What I was craving when exploring gender was a concept of nonbinary-ness that is gender-full. A robust understanding of myself would mean I wouldn’t have to deny my masculinity to honor my nonbinary identity and the simple truth that my gender is much more expansive than a single concept. Why should I have to shave my beard to honor my femininity? Now, when I wear my jalabiyas, I’ve learned to give myself permission to be both solidly masculine and fluidly feminine. I do not have to place one cultural understanding over another. I have found the space to view gender not just as a spectrum between male and female, but as a three-dimensional entity, existing in the space between traditional gender norms, cultural crossings, and self-recognition.
“You know who your mother is. As for your father, be your own.” – Mahmoud Darwish from “To a Young Poet”

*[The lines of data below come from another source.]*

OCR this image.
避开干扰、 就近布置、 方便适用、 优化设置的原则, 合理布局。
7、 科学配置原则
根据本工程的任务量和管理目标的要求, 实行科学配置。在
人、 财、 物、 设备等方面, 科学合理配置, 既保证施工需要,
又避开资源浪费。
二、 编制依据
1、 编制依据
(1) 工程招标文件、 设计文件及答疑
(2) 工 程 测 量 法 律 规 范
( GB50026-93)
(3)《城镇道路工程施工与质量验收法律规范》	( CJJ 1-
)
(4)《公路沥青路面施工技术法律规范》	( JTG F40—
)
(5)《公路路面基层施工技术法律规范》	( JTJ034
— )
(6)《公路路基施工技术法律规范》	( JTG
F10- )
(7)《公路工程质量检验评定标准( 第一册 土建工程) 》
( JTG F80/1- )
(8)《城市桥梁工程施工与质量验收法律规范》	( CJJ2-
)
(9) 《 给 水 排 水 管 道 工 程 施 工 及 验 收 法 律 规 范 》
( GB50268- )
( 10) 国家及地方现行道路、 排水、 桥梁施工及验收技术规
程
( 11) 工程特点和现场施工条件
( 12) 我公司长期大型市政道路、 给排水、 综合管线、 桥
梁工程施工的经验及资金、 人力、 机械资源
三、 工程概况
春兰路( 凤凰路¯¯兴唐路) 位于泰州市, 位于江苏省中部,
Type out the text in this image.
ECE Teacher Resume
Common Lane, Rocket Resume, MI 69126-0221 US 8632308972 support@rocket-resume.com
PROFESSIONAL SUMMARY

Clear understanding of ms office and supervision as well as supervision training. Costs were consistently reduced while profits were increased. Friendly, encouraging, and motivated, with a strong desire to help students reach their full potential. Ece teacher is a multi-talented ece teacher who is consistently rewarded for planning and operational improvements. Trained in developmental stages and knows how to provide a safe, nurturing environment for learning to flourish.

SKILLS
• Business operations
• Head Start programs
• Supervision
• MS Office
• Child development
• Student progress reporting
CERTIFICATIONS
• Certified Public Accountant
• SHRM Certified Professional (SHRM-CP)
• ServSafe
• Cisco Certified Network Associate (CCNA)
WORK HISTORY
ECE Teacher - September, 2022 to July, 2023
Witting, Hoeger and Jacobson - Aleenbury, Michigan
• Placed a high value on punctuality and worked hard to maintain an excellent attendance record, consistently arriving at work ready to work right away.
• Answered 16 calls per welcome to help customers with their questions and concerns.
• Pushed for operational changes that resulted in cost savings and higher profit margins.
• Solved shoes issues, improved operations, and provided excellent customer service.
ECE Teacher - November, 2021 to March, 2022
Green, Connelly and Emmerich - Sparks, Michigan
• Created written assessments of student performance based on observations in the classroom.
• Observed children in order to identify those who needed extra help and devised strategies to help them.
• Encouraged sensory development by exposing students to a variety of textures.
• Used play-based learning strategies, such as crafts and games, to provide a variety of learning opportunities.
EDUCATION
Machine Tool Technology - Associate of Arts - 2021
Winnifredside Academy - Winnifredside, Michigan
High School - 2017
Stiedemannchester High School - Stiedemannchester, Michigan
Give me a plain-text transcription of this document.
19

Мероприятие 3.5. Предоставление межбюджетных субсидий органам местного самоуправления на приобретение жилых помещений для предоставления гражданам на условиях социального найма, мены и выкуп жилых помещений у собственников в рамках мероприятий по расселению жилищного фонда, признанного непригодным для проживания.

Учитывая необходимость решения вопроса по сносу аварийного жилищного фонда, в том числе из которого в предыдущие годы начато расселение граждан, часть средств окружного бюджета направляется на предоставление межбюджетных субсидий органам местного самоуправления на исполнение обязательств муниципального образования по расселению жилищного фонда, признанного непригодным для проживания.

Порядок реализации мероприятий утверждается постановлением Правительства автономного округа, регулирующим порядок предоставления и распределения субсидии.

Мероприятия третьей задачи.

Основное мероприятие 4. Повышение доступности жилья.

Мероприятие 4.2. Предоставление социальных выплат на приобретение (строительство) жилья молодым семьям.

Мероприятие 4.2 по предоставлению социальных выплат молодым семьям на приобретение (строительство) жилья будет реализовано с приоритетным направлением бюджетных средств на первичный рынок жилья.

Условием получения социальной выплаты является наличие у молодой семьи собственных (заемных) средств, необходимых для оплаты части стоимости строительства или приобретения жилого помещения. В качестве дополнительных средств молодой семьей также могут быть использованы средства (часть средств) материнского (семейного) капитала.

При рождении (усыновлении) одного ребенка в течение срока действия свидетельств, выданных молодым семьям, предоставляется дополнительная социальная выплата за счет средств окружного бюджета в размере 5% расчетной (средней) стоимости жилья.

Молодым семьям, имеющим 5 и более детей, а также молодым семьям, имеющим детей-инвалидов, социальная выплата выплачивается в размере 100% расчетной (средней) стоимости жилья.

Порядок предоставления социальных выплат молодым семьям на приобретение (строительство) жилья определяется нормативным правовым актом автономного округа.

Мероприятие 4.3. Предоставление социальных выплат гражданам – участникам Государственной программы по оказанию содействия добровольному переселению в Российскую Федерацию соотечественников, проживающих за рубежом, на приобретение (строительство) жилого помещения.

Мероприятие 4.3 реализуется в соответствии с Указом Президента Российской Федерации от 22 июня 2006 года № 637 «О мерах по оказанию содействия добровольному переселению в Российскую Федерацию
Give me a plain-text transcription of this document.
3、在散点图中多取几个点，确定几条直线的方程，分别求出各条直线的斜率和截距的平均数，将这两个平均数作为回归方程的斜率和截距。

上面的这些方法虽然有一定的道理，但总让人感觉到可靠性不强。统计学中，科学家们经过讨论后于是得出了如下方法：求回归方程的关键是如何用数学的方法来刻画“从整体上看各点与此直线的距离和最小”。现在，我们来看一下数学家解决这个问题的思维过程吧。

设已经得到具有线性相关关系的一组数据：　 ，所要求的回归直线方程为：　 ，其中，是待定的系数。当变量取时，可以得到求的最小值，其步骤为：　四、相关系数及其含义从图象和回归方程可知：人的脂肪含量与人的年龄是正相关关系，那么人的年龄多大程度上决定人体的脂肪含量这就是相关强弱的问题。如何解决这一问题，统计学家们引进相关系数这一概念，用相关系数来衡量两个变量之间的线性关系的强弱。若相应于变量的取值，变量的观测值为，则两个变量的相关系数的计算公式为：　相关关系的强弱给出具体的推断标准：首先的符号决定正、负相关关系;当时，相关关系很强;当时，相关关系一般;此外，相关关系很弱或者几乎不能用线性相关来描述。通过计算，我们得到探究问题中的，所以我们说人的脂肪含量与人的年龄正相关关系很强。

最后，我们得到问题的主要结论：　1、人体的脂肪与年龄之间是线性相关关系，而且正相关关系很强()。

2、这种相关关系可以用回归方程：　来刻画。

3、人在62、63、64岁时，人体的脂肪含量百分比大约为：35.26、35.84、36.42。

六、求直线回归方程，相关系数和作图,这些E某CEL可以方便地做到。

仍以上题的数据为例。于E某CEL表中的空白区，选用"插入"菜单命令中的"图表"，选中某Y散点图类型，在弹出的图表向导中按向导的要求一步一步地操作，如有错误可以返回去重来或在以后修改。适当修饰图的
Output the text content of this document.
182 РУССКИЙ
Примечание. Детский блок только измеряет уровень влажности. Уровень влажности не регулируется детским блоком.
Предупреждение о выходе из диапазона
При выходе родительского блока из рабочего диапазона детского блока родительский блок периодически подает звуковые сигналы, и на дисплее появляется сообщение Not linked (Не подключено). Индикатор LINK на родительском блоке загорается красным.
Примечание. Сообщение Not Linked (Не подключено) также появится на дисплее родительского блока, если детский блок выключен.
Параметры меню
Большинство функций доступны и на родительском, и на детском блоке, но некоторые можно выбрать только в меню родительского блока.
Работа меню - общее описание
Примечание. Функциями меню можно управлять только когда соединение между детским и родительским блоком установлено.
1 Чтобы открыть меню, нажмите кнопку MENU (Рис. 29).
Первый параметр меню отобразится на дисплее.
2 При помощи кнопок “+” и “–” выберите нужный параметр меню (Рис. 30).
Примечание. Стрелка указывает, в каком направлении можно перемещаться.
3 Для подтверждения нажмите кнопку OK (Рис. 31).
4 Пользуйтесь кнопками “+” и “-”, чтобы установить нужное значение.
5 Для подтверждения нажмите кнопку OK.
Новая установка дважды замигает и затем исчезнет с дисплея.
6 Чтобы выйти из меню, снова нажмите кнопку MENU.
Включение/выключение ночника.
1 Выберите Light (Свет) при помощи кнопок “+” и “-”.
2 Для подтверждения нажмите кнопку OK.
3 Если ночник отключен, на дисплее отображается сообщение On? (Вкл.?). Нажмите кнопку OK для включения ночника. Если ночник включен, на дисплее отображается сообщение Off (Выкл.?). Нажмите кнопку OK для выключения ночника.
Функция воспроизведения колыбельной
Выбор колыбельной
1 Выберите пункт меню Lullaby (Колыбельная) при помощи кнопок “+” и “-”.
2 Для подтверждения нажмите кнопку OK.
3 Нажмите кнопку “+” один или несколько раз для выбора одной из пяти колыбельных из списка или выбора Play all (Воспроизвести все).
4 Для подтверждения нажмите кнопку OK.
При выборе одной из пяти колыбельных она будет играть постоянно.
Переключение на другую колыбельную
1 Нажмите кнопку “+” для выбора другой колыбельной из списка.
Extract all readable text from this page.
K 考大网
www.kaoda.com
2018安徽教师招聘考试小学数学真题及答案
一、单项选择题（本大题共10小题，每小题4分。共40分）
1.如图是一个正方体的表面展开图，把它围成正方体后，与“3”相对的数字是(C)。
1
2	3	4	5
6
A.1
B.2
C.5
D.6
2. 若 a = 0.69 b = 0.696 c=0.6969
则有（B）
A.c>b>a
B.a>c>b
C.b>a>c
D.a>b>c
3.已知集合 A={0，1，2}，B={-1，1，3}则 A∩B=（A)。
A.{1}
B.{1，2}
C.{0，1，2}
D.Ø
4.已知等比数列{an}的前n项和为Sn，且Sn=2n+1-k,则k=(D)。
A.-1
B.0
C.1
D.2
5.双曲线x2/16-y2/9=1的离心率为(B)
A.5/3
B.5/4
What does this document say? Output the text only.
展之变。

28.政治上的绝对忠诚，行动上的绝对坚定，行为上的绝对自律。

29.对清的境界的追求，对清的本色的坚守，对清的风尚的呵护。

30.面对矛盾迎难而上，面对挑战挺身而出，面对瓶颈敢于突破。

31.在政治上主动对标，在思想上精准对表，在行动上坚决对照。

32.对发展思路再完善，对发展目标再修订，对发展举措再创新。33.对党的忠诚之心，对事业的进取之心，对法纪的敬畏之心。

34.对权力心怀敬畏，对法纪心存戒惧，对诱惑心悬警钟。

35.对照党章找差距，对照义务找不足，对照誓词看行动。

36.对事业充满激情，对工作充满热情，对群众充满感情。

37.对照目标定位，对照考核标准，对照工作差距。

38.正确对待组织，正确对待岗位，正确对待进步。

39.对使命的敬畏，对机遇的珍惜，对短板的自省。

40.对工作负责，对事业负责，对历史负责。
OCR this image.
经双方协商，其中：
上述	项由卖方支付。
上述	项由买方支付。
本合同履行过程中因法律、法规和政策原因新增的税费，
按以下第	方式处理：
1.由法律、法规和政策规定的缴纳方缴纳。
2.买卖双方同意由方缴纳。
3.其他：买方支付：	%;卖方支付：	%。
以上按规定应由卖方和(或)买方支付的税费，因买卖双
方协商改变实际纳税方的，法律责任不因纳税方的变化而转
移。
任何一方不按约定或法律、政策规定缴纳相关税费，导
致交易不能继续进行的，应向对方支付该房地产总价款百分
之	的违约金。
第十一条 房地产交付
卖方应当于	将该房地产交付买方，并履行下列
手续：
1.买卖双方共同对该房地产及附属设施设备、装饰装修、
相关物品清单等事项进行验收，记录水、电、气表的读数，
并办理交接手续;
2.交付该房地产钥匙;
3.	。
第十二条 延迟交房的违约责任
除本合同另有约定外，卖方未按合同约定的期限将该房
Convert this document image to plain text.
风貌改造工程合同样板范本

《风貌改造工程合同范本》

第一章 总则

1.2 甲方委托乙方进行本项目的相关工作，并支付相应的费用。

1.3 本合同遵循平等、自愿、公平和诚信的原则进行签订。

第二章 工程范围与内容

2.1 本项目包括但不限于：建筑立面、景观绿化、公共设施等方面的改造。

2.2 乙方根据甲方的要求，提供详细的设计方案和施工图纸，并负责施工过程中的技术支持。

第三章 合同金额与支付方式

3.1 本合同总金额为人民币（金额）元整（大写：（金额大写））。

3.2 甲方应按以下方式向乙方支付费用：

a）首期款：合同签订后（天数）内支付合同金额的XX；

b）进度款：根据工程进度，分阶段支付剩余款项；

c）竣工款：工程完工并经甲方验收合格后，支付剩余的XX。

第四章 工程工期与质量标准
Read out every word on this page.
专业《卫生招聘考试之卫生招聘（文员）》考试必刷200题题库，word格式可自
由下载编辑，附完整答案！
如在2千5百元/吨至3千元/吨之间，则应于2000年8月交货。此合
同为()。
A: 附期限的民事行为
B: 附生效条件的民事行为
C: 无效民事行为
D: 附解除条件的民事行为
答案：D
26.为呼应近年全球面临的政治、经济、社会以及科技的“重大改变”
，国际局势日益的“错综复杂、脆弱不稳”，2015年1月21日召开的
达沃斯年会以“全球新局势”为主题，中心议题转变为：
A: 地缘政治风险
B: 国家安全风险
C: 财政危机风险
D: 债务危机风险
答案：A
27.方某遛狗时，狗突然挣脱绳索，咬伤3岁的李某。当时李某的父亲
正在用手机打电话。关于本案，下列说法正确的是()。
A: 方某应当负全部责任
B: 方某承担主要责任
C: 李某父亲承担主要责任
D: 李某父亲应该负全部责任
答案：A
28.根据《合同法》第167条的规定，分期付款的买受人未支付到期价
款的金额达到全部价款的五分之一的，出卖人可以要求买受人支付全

Each person has the freedom to find recognition on their own terms, allowing their culture to inform their gender and their gender to inform their culture. I delight in preparing food for my partner, honoring one gendered form of expressing love I learned from watching my grandmother. I find her enduring strength in myself whenever I am frying something and I don’t flinch when the oil splashes onto my hand (a skill she developed through years of frying taʿmiya every Saturday morning for a family breakfast). Another person could rebuke the idea that preparing food, a basic skill needed for survival, should be gendered in any way.
The beauty of an expansive understanding of gender and culture is that we can allow people their nuances. In the same way that I can be both very much American and still deeply Egyptian, I can embrace both femininity and masculinity. Giving space for forms of being that exceeds the boundaries of either category. In these moments of self-recognition, we give ourselves permission to become more of ourselves, both tied to our roots and growing in new directions.
And, by understanding and honoring the rich inner self of others without reducing them to a label, we can also give them the space to define their gender/culture/existence in a way that makes sense for them. They might help us paint a new picture of the world that we can share, blending their and our own experience as we go.